Grant Allen, who lived in a charming house in the Haslemere district, was a constant visitor to our flat. We had visited his people in Canada before we met him. His father was the principal inhabitant at Kingston, Ontario, the dear old-fashioned town which contains Canada’s Military Academy. The old Allen had a fine house with a delightful garden, right on Lake Ontario. Grant Allen was a remarkable-looking man, with his long red beard, and keen, hawk-like face. He always reminded me of the gaunt, red-bearded faces one sees on knights and lovers in the great French tapestries of the fifteenth century. And he had the same spare figure as they have, and the same habit of arching his back. He was a remarkable man, who, famous as he was, never got his due as a writer. He was never an F.R.S., though half the Fellows of the Royal Society were his inferiors in scientific attainments, and he never reached eminence as a novelist, though he wrote some amazingly clever and powerful books. He had a great contempt for actresses on account of their want of conversation. He said they could not talk about anything but the stage. I once came away with him from a party at H. D. Traill’s, where he had taken down to supper a woman who was beyond dispute the greatest actress of her time. He was complaining loudly about it; he said that he thought she was the most stupid woman he had ever met.
But he was happy in his friendships. His brother-in-law, Franklin Richards, father of the publisher, Grant Richards, was recognised as one of the soundest philosophers of his day at Oxford—I say this though his lectures were entirely thrown away on me. I had to attend them because he was a don of my College, but Philosophy was Chinese to me.

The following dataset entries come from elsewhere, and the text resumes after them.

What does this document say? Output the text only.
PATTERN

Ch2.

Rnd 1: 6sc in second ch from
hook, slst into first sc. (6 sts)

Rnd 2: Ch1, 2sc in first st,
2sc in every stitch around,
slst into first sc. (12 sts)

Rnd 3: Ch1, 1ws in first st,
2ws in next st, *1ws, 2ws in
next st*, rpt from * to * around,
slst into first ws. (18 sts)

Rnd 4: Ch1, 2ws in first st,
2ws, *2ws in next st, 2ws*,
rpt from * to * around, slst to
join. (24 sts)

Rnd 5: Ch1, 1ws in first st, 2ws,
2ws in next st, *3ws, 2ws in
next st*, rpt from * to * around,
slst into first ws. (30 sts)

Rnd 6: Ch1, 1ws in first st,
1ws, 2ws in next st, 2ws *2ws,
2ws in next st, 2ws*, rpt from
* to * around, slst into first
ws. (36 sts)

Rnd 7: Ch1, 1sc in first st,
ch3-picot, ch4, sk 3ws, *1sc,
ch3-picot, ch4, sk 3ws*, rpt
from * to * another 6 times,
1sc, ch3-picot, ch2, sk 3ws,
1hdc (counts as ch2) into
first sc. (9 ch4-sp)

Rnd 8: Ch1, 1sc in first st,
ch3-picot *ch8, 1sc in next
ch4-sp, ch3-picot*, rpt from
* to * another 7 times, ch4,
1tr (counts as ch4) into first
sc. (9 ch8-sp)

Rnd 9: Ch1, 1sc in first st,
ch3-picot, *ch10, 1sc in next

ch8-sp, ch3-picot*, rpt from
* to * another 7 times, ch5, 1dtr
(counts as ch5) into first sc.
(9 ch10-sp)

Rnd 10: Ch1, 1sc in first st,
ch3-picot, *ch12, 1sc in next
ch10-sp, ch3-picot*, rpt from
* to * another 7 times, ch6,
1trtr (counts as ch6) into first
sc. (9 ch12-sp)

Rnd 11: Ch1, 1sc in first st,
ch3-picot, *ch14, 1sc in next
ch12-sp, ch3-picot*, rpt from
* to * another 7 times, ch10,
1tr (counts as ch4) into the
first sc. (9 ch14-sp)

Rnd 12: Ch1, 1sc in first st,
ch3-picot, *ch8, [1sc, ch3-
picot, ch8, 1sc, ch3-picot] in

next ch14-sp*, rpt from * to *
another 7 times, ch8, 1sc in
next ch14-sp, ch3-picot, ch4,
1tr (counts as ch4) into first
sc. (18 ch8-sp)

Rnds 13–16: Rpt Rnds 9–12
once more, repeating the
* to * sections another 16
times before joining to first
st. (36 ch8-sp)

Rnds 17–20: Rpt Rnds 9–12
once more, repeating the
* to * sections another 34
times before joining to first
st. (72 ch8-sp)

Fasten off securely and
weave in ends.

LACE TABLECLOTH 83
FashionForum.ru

One of Grant Allen’s greatest friends in the last part of his life was Richard le Gallienne, who went to live in that house in the wood beyond Haslemere to be near him. Le Gallienne had a sort of summer-house in the wood, a long way from the house, in which he wrote those charming poems, secure from interruption. I often went to see him in the days when he lived in the King’s Farm at Brentford, which was not a very farm-like house. But I only once went to see him at Haslemere, and on that occasion I found him at the summer-house, dressed as carefully as if he had been in town, but with an eye on country effects. He had on a black velvet coat and waistcoat, and a rich black evening tie, but immaculate white flannel trousers; and I must admit that even in this costume he managed to look appropriate.
When we were living at Cherwell Lodge, Oxford, that delightful marine villa across the Cherwell from the Gothic part of Magdalen, Grant Allen brought his best friend to see us, Edward Clodd, the secretary of the London Joint Stock Bank, who, in the intervals of a business career, had written a number of great books, beginning with The Childhood of the World.